Like most of those startups, the going has been tough for Awign as well.
“Pre-Covid, our revenue grew 20X over the last four years. We completed more than five million tasks, and we were on a hockey stick path in January, February and March, right before Covid-19 hit us,” Sarthak said.
The startup’s top line dropped about 83% in April, due to reasons ranging from restrictions on account of the lockdown, general apprehensions among gig workers and demand reduction from the enterprise clientele end.
In the financial year ended March 2019, the company reported total revenues at Rs 8.7 crore. Its net loss ballooned to Rs 2.2 crore from Rs 1.3 crore, a year earlier. It is yet to file financials for the period ended March 2020, with the Ministry of Corporate Affairs.
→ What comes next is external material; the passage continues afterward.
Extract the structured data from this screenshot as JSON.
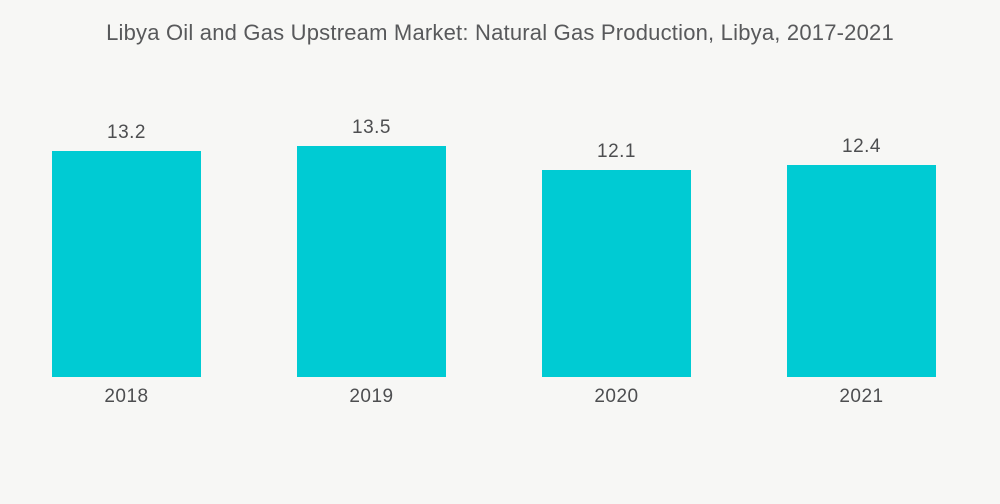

However, it expects a minimised fall in business in the longer run, considering its industry-agnostic nature of clientele interests. While it expects ACCP to be its go-to-ticket out of the crisis, it also counts on increased demand from enterprises in the healthcare, online education, online gaming, fintech, insurance, and lending industry.
To maintain a healthy cash runway, the startup has cut on a couple of costs, converting fixed costs to variable costs internally. It has also registered itself as an MSME to speed up cash collection and has also launched a pay-as-you-go method to enable quick and frequent payments from enterprise clients instead of the traditional time-consuming invoice raising mechanism.
The company is also contemplating an internal funding round in the immediate future and has postponed its planned Series B round to 2021. The company has raised $7.9 million so far, according to VCCEdge data. It last raised capital, a Series A round in December last year, from Work10M, Michael and Susan Dell Foundation, Eagle10 and returning investor Unitus Seed Fund.